State v. Mark H. Tody, 2009 WI 31, reversing unpublished opinion
For Tody: Byron C. Lichstein, UW Law School
Issue/Holding:
¶32 … The correct principle of law that should have guided the circuit court judge is that a circuit court judge should err on the side of dismissing a challenged juror when the challenged juror’s presence may create bias or an appearance of bias. [15] The reason for this principle of law is that a circuit court’s striking a prospective juror who raises issues of bias saves judicial time and resources in the long run. [16]¶33 This court has acknowledged that cases concerning juror bias present difficult legal questions for this court and the court of appeals.[17] The circuit court’s best course of action is to obviate the need for appellate review of these questions by erring on the side of caution in the first instance by striking the juror.
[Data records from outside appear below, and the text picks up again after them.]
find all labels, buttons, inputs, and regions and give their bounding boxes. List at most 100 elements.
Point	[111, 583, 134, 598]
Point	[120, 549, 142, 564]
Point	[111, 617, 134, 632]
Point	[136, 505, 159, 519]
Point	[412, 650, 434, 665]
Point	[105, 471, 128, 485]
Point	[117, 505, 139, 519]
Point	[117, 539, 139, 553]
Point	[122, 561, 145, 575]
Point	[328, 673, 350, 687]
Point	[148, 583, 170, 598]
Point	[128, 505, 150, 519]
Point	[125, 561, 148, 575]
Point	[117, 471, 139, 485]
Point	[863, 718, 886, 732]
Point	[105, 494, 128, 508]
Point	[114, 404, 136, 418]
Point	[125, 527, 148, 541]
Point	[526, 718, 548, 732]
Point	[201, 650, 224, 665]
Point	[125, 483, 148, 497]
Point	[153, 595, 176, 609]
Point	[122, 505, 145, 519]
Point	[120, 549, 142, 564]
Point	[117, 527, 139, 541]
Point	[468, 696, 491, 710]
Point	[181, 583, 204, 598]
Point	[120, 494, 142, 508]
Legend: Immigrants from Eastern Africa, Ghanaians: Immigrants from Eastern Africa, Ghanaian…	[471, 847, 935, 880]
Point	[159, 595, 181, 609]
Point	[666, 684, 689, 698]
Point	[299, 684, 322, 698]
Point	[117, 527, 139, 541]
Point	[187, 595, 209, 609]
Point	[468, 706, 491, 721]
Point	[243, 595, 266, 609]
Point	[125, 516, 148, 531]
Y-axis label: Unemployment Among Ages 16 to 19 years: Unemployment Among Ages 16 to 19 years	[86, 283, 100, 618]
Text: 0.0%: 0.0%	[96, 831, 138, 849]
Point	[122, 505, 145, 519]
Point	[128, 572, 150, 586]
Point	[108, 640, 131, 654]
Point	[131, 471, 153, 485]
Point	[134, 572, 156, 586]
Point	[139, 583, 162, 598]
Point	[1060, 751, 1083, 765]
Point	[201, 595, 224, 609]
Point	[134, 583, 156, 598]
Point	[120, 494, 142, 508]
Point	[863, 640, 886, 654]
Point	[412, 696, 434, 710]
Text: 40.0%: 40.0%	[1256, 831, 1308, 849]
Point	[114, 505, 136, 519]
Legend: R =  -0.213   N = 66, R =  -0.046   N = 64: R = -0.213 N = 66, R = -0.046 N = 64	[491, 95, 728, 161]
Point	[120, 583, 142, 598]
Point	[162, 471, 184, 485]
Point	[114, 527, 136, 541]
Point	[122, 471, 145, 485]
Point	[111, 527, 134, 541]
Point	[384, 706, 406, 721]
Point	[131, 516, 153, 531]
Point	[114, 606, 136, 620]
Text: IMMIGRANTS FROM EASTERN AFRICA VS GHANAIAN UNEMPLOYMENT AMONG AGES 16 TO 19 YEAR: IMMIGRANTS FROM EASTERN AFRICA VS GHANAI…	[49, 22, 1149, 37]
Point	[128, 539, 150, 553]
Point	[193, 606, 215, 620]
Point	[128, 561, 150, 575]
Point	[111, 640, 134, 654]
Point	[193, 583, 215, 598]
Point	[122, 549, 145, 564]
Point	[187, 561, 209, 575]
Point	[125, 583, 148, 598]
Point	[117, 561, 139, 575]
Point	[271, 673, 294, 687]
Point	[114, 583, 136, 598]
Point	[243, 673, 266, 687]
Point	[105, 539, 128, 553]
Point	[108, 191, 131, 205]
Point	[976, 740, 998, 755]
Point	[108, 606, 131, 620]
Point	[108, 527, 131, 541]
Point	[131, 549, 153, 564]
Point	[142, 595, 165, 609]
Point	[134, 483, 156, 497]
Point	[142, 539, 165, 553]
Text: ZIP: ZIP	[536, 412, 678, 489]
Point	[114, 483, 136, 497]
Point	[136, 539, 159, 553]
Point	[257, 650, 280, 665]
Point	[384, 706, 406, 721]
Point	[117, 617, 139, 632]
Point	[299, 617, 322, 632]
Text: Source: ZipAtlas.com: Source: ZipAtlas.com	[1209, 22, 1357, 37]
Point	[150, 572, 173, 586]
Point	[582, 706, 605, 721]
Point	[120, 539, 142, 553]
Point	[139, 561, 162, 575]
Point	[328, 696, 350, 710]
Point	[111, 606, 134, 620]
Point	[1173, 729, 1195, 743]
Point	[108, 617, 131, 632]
[16] Lindell, 245 Wis. 2d 689, ¶49 (stating that by “err[ing] on the side of striking prospective jurors who appear to be biased,” the circuit courts may “avoid the appearance of bias, and may save judicial time and resources in the long run” (quoting State v. Ferron, 219 Wis. 2d 481, 503, 579 N.W.2d 654 (1998) (internal quotation marks omitted))). [17] Lindell, 245 Wis. 2d 689, ¶31.